Егора это объяснение вполне удовлетворило. Он бодро попрощался, пообещав позвонить мне к Рождеству.
И позвонил. Но ни в Рождество, ни в старый Новый год я к ним не поехал. Я учил себя жить без них, без ожидания пятницы, без ощущения своей принадлежности к их такому, как оказалось на деле, холодному дому. Я методично, не позволяя себе ни на минуту отклониться от выбранного курса, учил себя жить заново так, чтобы жить мне захотелось и без них.
Я даже сходил на какой-то пустяковый фильм. И смысл был не в нем, а в том, что я заставил себя сходить в кино. Я наконец позволил себе приехать в центр и погулять по расцвеченной всеми мыслимыми и немыслимыми потехами родной Москве, как делал это когда-то в юности. Купил билет в театр.
Я стал звонить знакомым и встречаться с ними просто так – посидеть в кафе, поболтать. В дни, когда приезжали сын со своей девушкой – а теперь у меня откуда-то находилось на них время! – я встречал их чем-нибудь приготовленным своими руками и даже испытал некоторое удовлетворение от того, что сын однажды, причмокивая после жаркого, сообщил мне, что я готовлю почти так же, как мать. Я запрещал себе работать запоем, понимая, что моя гонка весь прошлый год – это попытка убежать от самого себя, от пустой квартиры.
Теперь же я возвращался домой вечерами, зная, что меня дома ждет мой любимый суп. Да, я готовил его теперь сам. Сам по пути покупал к нему пирожки, сам их разогревал… Но ел на кухне не торопясь, пил чай в гостиной, заставляя себя включить телевизор и хотя бы прослушать новости. Сам мыл за собой кучу, как казалось мне раньше, ненужной посуды, не чертыхаясь оттого, что трачу на это «драгоценное время». Ибо драгоценным временем для самого себя – пусть и вынужденно! – теперь стал я сам.
В моей жизни появились новые привычки, некий размеренный ритм. Я не торопясь, постепенно перебрал в квартире вещи, запретив себе сожаления и память, многое выбросил, передвинул кое-где мебель. И в какой-то момент, месяца через два, я поймал себя на мысли, что иду «домой». К себе домой.
За это время Егор еще несколько раз звонил, но мне было некогда – я внутри и снаружи обустраивал свою новую непривычную жизнь.
На дворе стоял уже отчаянный, озорной март, когда я позволил себе согласиться приехать к ним.
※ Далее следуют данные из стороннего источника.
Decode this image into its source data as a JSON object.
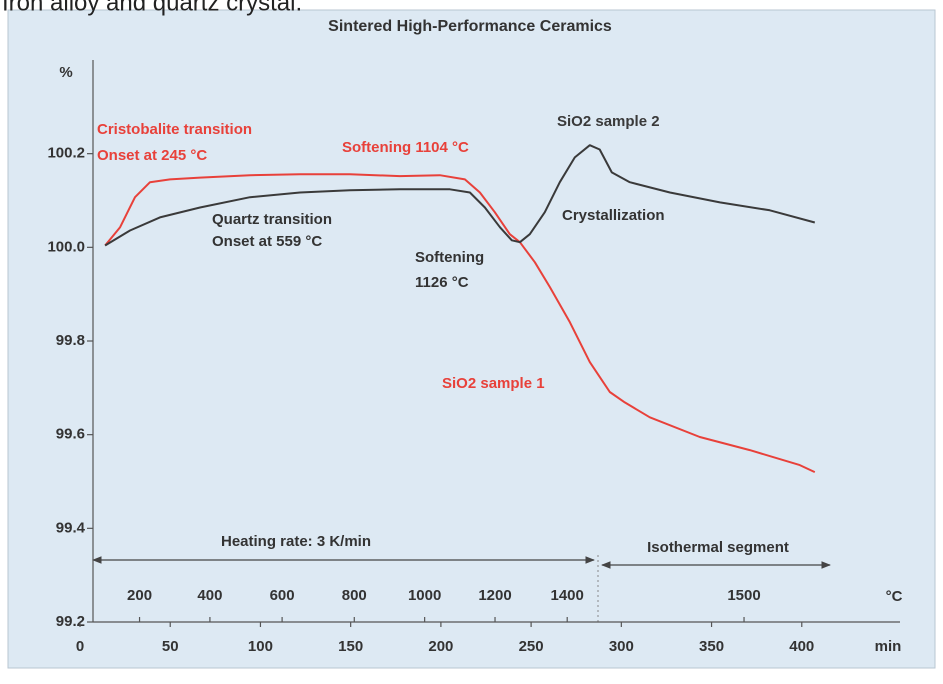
{
  "page_note": "Iron alloy and quartz crystal.",
  "chart_data": {
    "type": "line",
    "title": "Sintered High-Performance Ceramics",
    "ylabel": "%",
    "xlabel": "min",
    "x2label": "°C",
    "xlim": [
      0,
      450
    ],
    "xticks": [
      0,
      50,
      100,
      150,
      200,
      250,
      300,
      350,
      400
    ],
    "x2ticks": [
      {
        "value": 33,
        "label": "200"
      },
      {
        "value": 72,
        "label": "400"
      },
      {
        "value": 112,
        "label": "600"
      },
      {
        "value": 152,
        "label": "800"
      },
      {
        "value": 191,
        "label": "1000"
      },
      {
        "value": 230,
        "label": "1200"
      },
      {
        "value": 270,
        "label": "1400"
      },
      {
        "value": 368,
        "label": "1500"
      }
    ],
    "ylim": [
      99.2,
      100.4
    ],
    "yticks": [
      99.2,
      99.4,
      99.6,
      99.8,
      {
        "value": 100,
        "label": "100.0"
      },
      100.2
    ],
    "series": [
      {
        "name": "SiO2 sample 1",
        "color": "#e8413a",
        "x": [
          13.9,
          22.2,
          30.5,
          38.8,
          49.9,
          66.5,
          94.2,
          121.9,
          149.6,
          177.3,
          199.4,
          213.3,
          221.6,
          229.9,
          238.2,
          243.8,
          252.1,
          260.4,
          271.5,
          282.5,
          293.6,
          301.9,
          315.8,
          343.5,
          371.2,
          398.9,
          407.2
        ],
        "values": [
          100.004,
          100.043,
          100.107,
          100.139,
          100.145,
          100.149,
          100.154,
          100.156,
          100.156,
          100.152,
          100.154,
          100.145,
          100.117,
          100.075,
          100.028,
          100.011,
          99.968,
          99.915,
          99.84,
          99.755,
          99.691,
          99.669,
          99.637,
          99.595,
          99.567,
          99.535,
          99.52
        ]
      },
      {
        "name": "SiO2 sample 2",
        "color": "#3a3a3a",
        "x": [
          13.9,
          27.7,
          44.3,
          66.5,
          94.2,
          121.9,
          149.6,
          177.3,
          205.0,
          216.1,
          224.4,
          232.7,
          239.3,
          243.8,
          249.3,
          257.6,
          265.9,
          274.2,
          282.5,
          288.0,
          294.7,
          304.7,
          326.9,
          354.6,
          382.3,
          407.2
        ],
        "values": [
          100.004,
          100.036,
          100.064,
          100.085,
          100.107,
          100.117,
          100.122,
          100.124,
          100.124,
          100.117,
          100.085,
          100.043,
          100.015,
          100.011,
          100.028,
          100.075,
          100.139,
          100.192,
          100.218,
          100.209,
          100.16,
          100.139,
          100.117,
          100.096,
          100.079,
          100.053
        ]
      }
    ],
    "annotations": [
      {
        "text": "Cristobalite transition",
        "color": "#e8413a"
      },
      {
        "text": "Onset at 245 °C",
        "color": "#e8413a"
      },
      {
        "text": "Softening 1104 °C",
        "color": "#e8413a"
      },
      {
        "text": "Quartz transition",
        "color": "#333333"
      },
      {
        "text": "Onset at 559 °C",
        "color": "#333333"
      },
      {
        "text": "Softening",
        "color": "#333333"
      },
      {
        "text": "1126 °C",
        "color": "#333333"
      },
      {
        "text": "Crystallization",
        "color": "#333333"
      },
      {
        "text": "Heating rate: 3 K/min",
        "color": "#333333"
      },
      {
        "text": "Isothermal segment",
        "color": "#333333"
      }
    ]
  }
}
Все таяло, текло, солнце бликовало в сосульках, в ручейках, в лужах, в мокрых стеклах трамваев и троллейбусов, стреляя в глаза озорными радужными зайчиками.
Не скажу точно, что руководило мной в этот момент: желание испытать себя или человеческое любопытство – ведь я оставил эту семью во время такого, что не могло не отразиться на их жизни… по крайней мере, так мне казалось…
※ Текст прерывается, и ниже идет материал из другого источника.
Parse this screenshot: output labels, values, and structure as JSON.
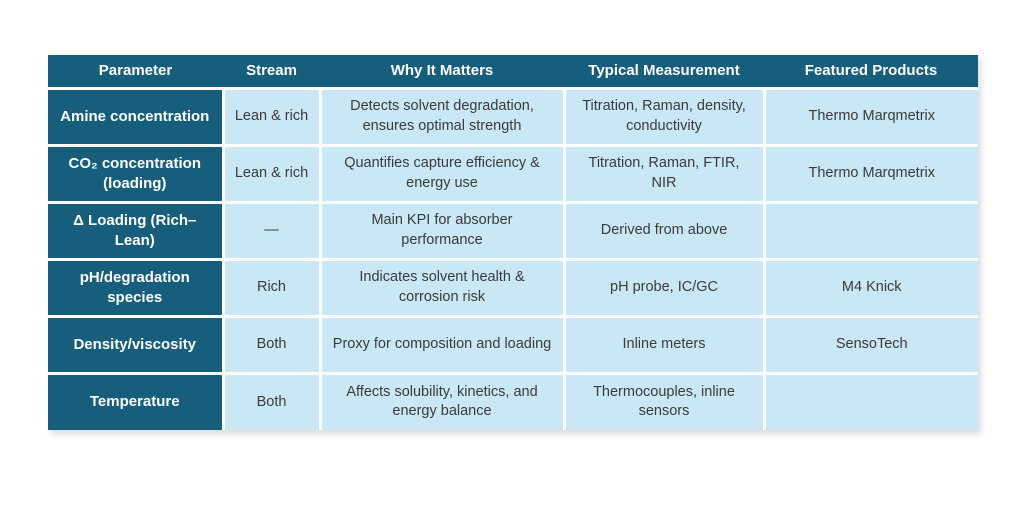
{
  "colors": {
    "header_bg": "#175E7D",
    "cell_bg": "#CAE7F5",
    "header_text": "#FFFFFF",
    "body_text": "#3B3B3B"
  },
  "table": {
    "columns": [
      "Parameter",
      "Stream",
      "Why It Matters",
      "Typical Measurement",
      "Featured Products"
    ],
    "rows": [
      {
        "parameter": "Amine concentration",
        "stream": "Lean & rich",
        "why": "Detects solvent degradation, ensures optimal strength",
        "measurement": "Titration, Raman, density, conductivity",
        "products": "Thermo Marqmetrix"
      },
      {
        "parameter": "CO₂ concentration (loading)",
        "stream": "Lean & rich",
        "why": "Quantifies capture efficiency & energy use",
        "measurement": "Titration, Raman, FTIR, NIR",
        "products": "Thermo Marqmetrix"
      },
      {
        "parameter": "Δ Loading (Rich–Lean)",
        "stream": "—",
        "why": "Main KPI for absorber performance",
        "measurement": "Derived from above",
        "products": ""
      },
      {
        "parameter": "pH/degradation species",
        "stream": "Rich",
        "why": "Indicates solvent health & corrosion risk",
        "measurement": "pH probe, IC/GC",
        "products": "M4 Knick"
      },
      {
        "parameter": "Density/viscosity",
        "stream": "Both",
        "why": "Proxy for composition and loading",
        "measurement": "Inline meters",
        "products": "SensoTech"
      },
      {
        "parameter": "Temperature",
        "stream": "Both",
        "why": "Affects solubility, kinetics, and energy balance",
        "measurement": "Thermocouples, inline sensors",
        "products": ""
      }
    ]
  }
}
И вновь с тортиком и букетом тюльпанов для Нелли я не спеша шагал знакомой дорогой, спрашивая себя: здоров ли я, готов ли к этой встрече и каким выйду оттуда завтра?
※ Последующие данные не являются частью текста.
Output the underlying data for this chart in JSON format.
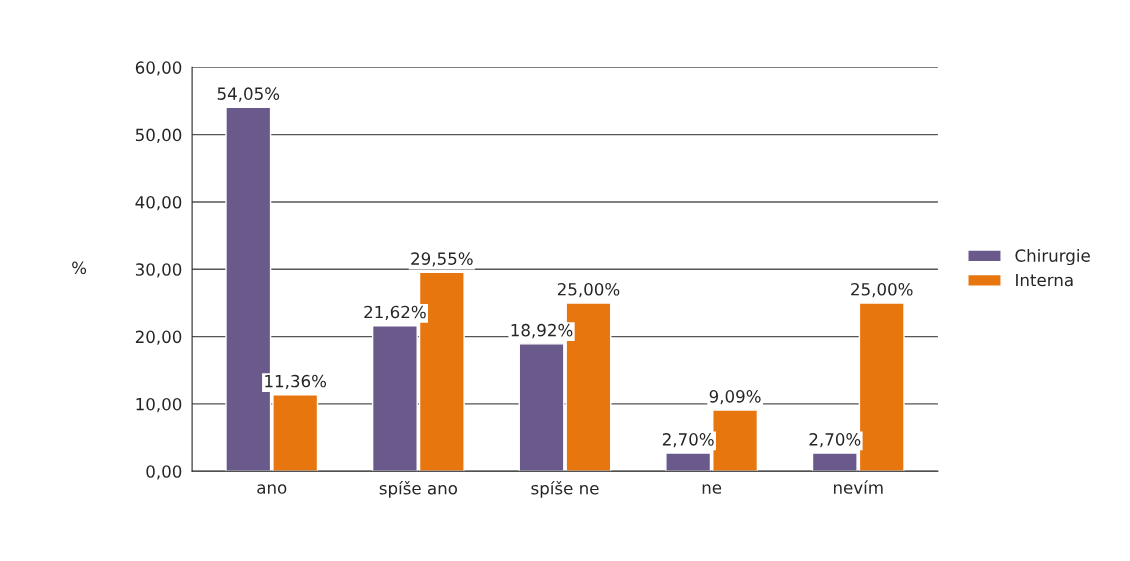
{
  "chart_data": {
    "type": "bar",
    "ylabel": "%",
    "categories": [
      "ano",
      "spíše ano",
      "spíše ne",
      "ne",
      "nevím"
    ],
    "series": [
      {
        "name": "Chirurgie",
        "color": "#6a5a8c",
        "values": [
          54.05,
          21.62,
          18.92,
          2.7,
          2.7
        ],
        "value_labels": [
          "54,05%",
          "21,62%",
          "18,92%",
          "2,70%",
          "2,70%"
        ]
      },
      {
        "name": "Interna",
        "color": "#e8760f",
        "values": [
          11.36,
          29.55,
          25.0,
          9.09,
          25.0
        ],
        "value_labels": [
          "11,36%",
          "29,55%",
          "25,00%",
          "9,09%",
          "25,00%"
        ]
      }
    ],
    "ylim": [
      0,
      60
    ],
    "yticks": [
      {
        "value": 0,
        "label": "0,00"
      },
      {
        "value": 10,
        "label": "10,00"
      },
      {
        "value": 20,
        "label": "20,00"
      },
      {
        "value": 30,
        "label": "30,00"
      },
      {
        "value": 40,
        "label": "40,00"
      },
      {
        "value": 50,
        "label": "50,00"
      },
      {
        "value": 60,
        "label": "60,00"
      }
    ],
    "grid": "y",
    "legend": "right"
  }
}
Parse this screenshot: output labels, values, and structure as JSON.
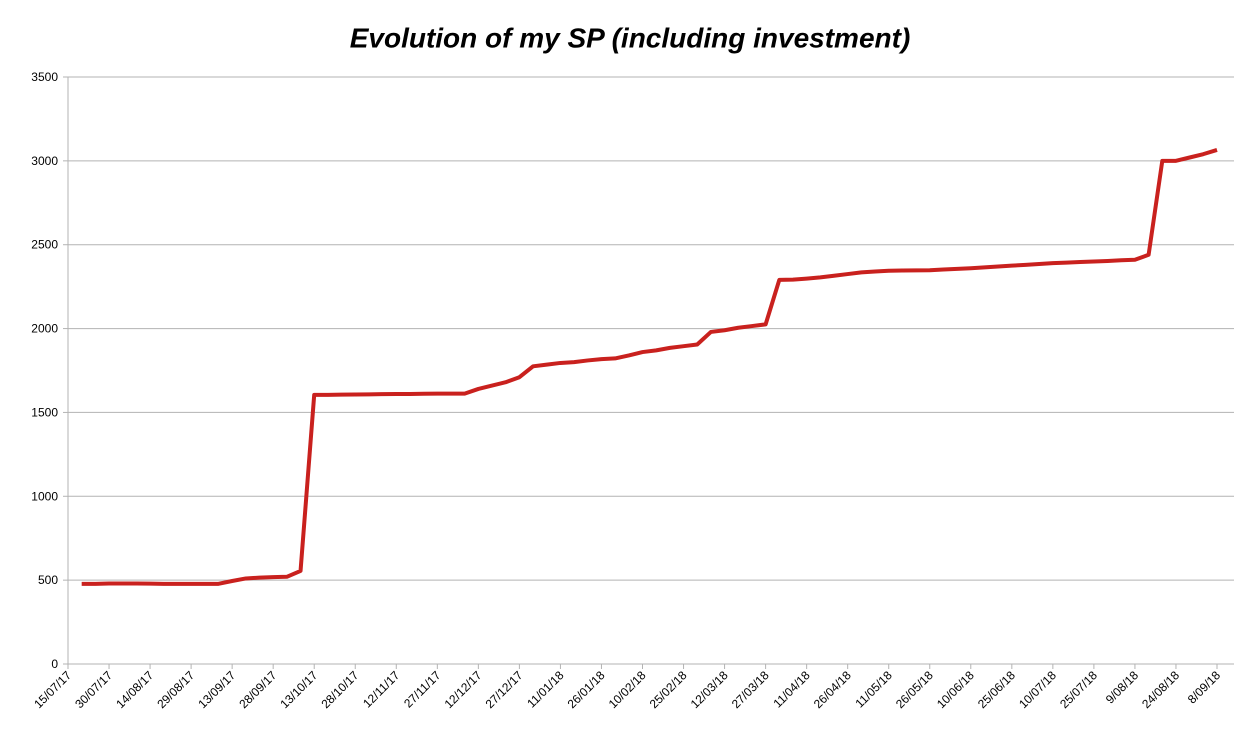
{
  "chart_data": {
    "type": "line",
    "title": "Evolution of my SP (including investment)",
    "categories": [
      "15/07/17",
      null,
      null,
      "30/07/17",
      null,
      null,
      "14/08/17",
      null,
      null,
      "29/08/17",
      null,
      null,
      "13/09/17",
      null,
      null,
      "28/09/17",
      null,
      null,
      "13/10/17",
      null,
      null,
      "28/10/17",
      null,
      null,
      "12/11/17",
      null,
      null,
      "27/11/17",
      null,
      null,
      "12/12/17",
      null,
      null,
      "27/12/17",
      null,
      null,
      "11/01/18",
      null,
      null,
      "26/01/18",
      null,
      null,
      "10/02/18",
      null,
      null,
      "25/02/18",
      null,
      null,
      "12/03/18",
      null,
      null,
      "27/03/18",
      null,
      null,
      "11/04/18",
      null,
      null,
      "26/04/18",
      null,
      null,
      "11/05/18",
      null,
      null,
      "26/05/18",
      null,
      null,
      "10/06/18",
      null,
      null,
      "25/06/18",
      null,
      null,
      "10/07/18",
      null,
      null,
      "25/07/18",
      null,
      null,
      "9/08/18",
      null,
      null,
      "24/08/18",
      null,
      null,
      "8/09/18"
    ],
    "series": [
      {
        "name": "SP",
        "color": "#c9211e",
        "values": [
          null,
          478,
          478,
          480,
          480,
          480,
          479,
          478,
          478,
          478,
          478,
          478,
          495,
          510,
          515,
          518,
          520,
          555,
          1605,
          1605,
          1606,
          1607,
          1608,
          1609,
          1610,
          1610,
          1611,
          1612,
          1612,
          1612,
          1640,
          1660,
          1680,
          1710,
          1775,
          1785,
          1795,
          1800,
          1810,
          1818,
          1822,
          1840,
          1860,
          1870,
          1885,
          1895,
          1905,
          1980,
          1990,
          2005,
          2015,
          2025,
          2290,
          2292,
          2298,
          2305,
          2315,
          2325,
          2335,
          2340,
          2345,
          2346,
          2347,
          2348,
          2352,
          2356,
          2360,
          2365,
          2370,
          2375,
          2380,
          2385,
          2390,
          2393,
          2397,
          2400,
          2403,
          2407,
          2410,
          2440,
          3000,
          3000,
          3020,
          3040,
          3065
        ]
      }
    ],
    "ylim": [
      0,
      3500
    ],
    "yticks": [
      0,
      500,
      1000,
      1500,
      2000,
      2500,
      3000,
      3500
    ],
    "grid": true
  }
}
И все было так же, как всегда, – ровно приветливая Нелли, вешающая в стенной шкаф мой плащ, захлебывающаяся от радости Фанни, улыбающийся Егор, мягкий диван, приглушенный свет, горячий ароматный чай («купил сегодня впервые на развес, попробуем!» – «о да, оно того стоит!»), голубая плазма, в серебристой раме которой девушка в конце какого-то фильма отчаянно расстреливала из пулемета жителей какой-то деревни, ночь на вкусно пахнущих глажкой простынях с сопящей под боком собакой…
И прекрасное мартовское утро!
Нет, вы зря улыбаетесь, это отнюдь не фигура речи. Ибо утро было и впрямь прекрасным!